6. Trade Wars, China etc
As we reach the end of the first month of the year, the Brexit issue is now being perceived by some commentators as ‘a local issue’ and contagion in world markets is unlikely?? The FT in London is about 15% of the total equity volumes in world markets, with less than 5% of this firms listed trading in sterling. Indeed, in his recent newspaper article Economist Jim Power highlighted the fact that Brexit is both a threat and an opportunity to our economy. He notes that since we are a small and open economy, some of the issues are out of our control, but long-term strategies need to be put in place. Cost competitiveness, investment in infrastructure and a quality educated labour force are key to weathering any Brexit storm. Meanwhile, our neighbours in the UK are still divided as to the manner of their EU exit (or not). Industry leaders are voicing their opinion in a more vigorous manner as the deadline gets closers.

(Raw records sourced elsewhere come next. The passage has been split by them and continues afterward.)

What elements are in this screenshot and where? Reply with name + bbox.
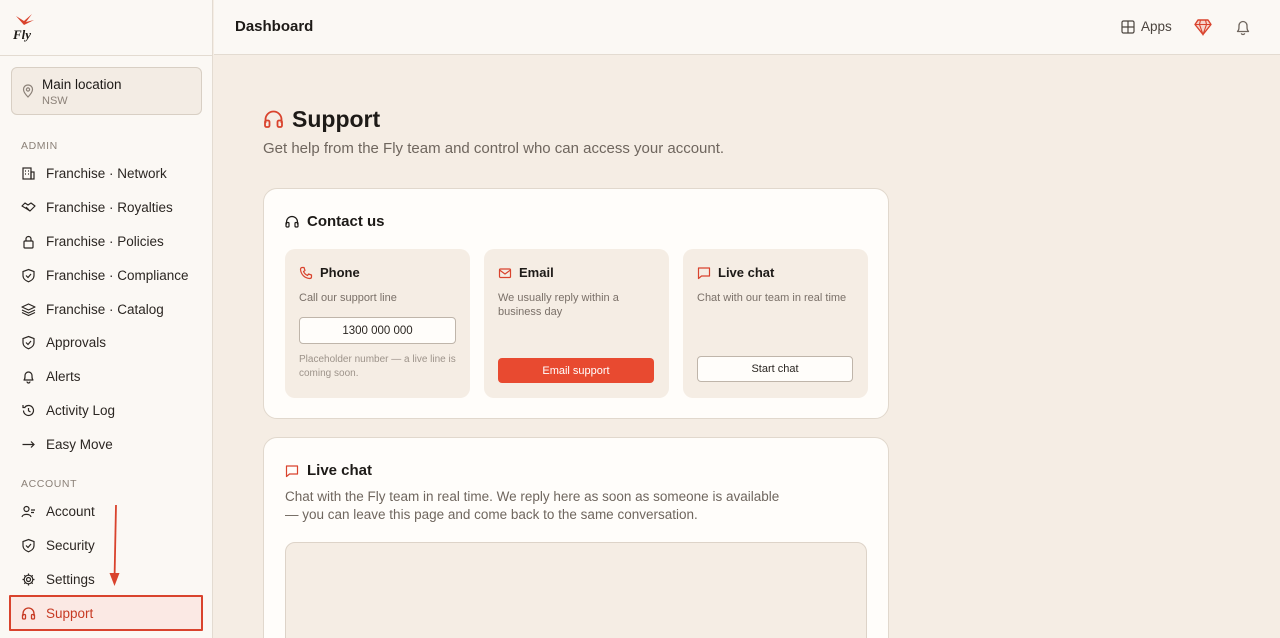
page-title: Support [263,106,380,133]
sidebar-item-label: Franchise · Compliance [46,267,189,283]
sidebar-item-label: Settings [46,571,95,587]
live-chat-title-text: Live chat [307,462,373,479]
headphones-icon [285,215,299,228]
sidebar-item-label: Franchise · Royalties [46,199,173,215]
notifications-bell-icon[interactable] [1234,18,1252,36]
mail-icon [498,267,512,278]
sidebar-item-support[interactable]: Support [9,595,203,631]
sidebar-item-label: Approvals [46,334,107,350]
sidebar-item-alerts[interactable]: Alerts [11,361,202,391]
phone-description: Call our support line [299,292,397,304]
phone-title-text: Phone [320,265,360,280]
page-subtitle: Get help from the Fly team and control w… [263,140,725,157]
start-chat-button[interactable]: Start chat [697,356,853,382]
sidebar: Fly Main location NSW ADMIN Franchise · … [0,0,213,638]
chat-title-text: Live chat [718,265,775,280]
annotation-arrow [109,505,120,586]
svg-text:Fly: Fly [12,27,31,42]
sidebar-item-label: Security [46,537,95,553]
contact-card-title: Contact us [285,213,385,230]
apps-label: Apps [1141,19,1172,34]
sidebar-item-franchise-compliance[interactable]: Franchise · Compliance [11,260,202,290]
section-label-admin: ADMIN [21,140,58,152]
map-pin-icon [22,84,34,98]
email-support-button[interactable]: Email support [498,358,654,383]
phone-tile-title: Phone [299,265,360,280]
sidebar-item-easy-move[interactable]: Easy Move [11,429,202,459]
page-header-title: Dashboard [235,18,314,35]
contact-card: Contact us Phone Call our support line 1… [263,188,889,419]
gem-icon[interactable] [1194,18,1212,36]
email-title-text: Email [519,265,554,280]
sidebar-item-label: Alerts [46,368,81,384]
email-description: We usually reply within a business day [498,292,619,318]
email-tile-title: Email [498,265,554,280]
headphones-icon [21,606,36,621]
layers-icon [21,302,36,317]
headphones-icon [264,110,283,128]
live-chat-card: Live chat Chat with the Fly team in real… [263,437,889,638]
chat-bubble-icon [697,266,711,279]
sidebar-item-label: Franchise · Network [46,165,167,181]
section-label-account: ACCOUNT [21,478,78,490]
gear-icon [21,572,36,587]
lock-icon [21,234,36,249]
live-chat-card-title: Live chat [285,462,372,479]
location-name: Main location [42,77,122,92]
shield-icon [21,538,36,553]
sidebar-item-label: Franchise · Catalog [46,301,164,317]
sidebar-item-label: Account [46,503,95,519]
phone-note: Placeholder number — a live line is comi… [299,354,456,379]
phone-tile: Phone Call our support line 1300 000 000… [285,249,470,398]
apps-button[interactable]: Apps [1121,19,1172,34]
shield-icon [21,268,36,283]
email-tile: Email We usually reply within a business… [484,249,669,398]
fly-logo[interactable]: Fly [12,12,38,42]
sidebar-item-activity-log[interactable]: Activity Log [11,395,202,425]
chat-tile-title: Live chat [697,265,774,280]
sidebar-item-label: Franchise · Policies [46,233,164,249]
logo-divider [0,55,213,56]
chat-description: Chat with our team in real time [697,292,847,304]
sidebar-item-franchise-policies[interactable]: Franchise · Policies [11,226,202,256]
user-icon [21,504,36,519]
history-icon [21,403,36,418]
sidebar-item-franchise-catalog[interactable]: Franchise · Catalog [11,294,202,324]
phone-icon [299,266,313,279]
sidebar-item-label: Easy Move [46,436,113,452]
contact-title-text: Contact us [307,213,385,230]
sidebar-item-franchise-network[interactable]: Franchise · Network [11,158,202,188]
arrow-right-icon [21,437,36,452]
top-bar: Dashboard Apps [214,0,1280,55]
location-state: NSW [42,95,68,107]
shield-check-icon [21,335,36,350]
grid-icon [1121,19,1135,34]
live-chat-description: Chat with the Fly team in real time. We … [285,489,780,522]
bell-icon [21,369,36,384]
handshake-icon [21,200,36,215]
chat-conversation-area[interactable] [285,542,867,638]
sidebar-item-label: Support [46,605,94,621]
building-icon [21,166,36,181]
chat-bubble-icon [285,464,299,477]
phone-number-field[interactable]: 1300 000 000 [299,317,456,344]
live-chat-tile: Live chat Chat with our team in real tim… [683,249,868,398]
sidebar-item-franchise-royalties[interactable]: Franchise · Royalties [11,192,202,222]
sidebar-item-approvals[interactable]: Approvals [11,327,202,357]
page-title-text: Support [292,106,381,132]
sidebar-item-label: Activity Log [46,402,116,418]
location-switcher[interactable]: Main location NSW [11,67,202,115]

Last week some of the UK’s largest employers – including Airbus, Europe’s largest aerospace manufacturer, which employs 14,000 people in the UK and supports another 110,000 through supply chains – warned of potentially disastrous effects of no deal on its UK activities. Tom Enders, the boss of Airbus, said: “Please don’t listen to the Brexiters’ madness, which asserts that because we have huge plants here, we will not move, and we will always be here. They are wrong.” Earnings and Geo political issues can be seen with Equities traded lower recently as the market digested some disappointing earnings from Caterpillar and Nvidia and Apple in particular. Nvidia cut their outlook citing ‘deteriorating macroeconomic conditions, particularly in China as did Apple’. In Europe ECB President Mario said that incoming information has continued to be weaker than expected over the past few months. Today the UK Parliament is due to vote re amendments to May’s Brexit deal, with reports that Theresa May is supporting the Brady amendment which calls for an alternative to an Irish backstop. What- ever the outcome there will be some volitivity and elements of contagion. Investors should be aware that their investments will fluctuate in value, with a long-term investment view required to be dominant over short-termism. Recent economic research on a hard Brexit highlights that this could mean a drop in economic performance of up to 4%. If your investment term is 8 to 10 years, staying in the market can in most instances be best practice. However, if you see your target on an investment maturity being in the next 2 years, a more passive attitude to full equity investment may be the course to take. In order words, reduce your exposure to equity content in your Pension/ lump sum investment. In the long-term markets recover and participation in same with a long-term investment view has traditionally yielded higher returns for the investor.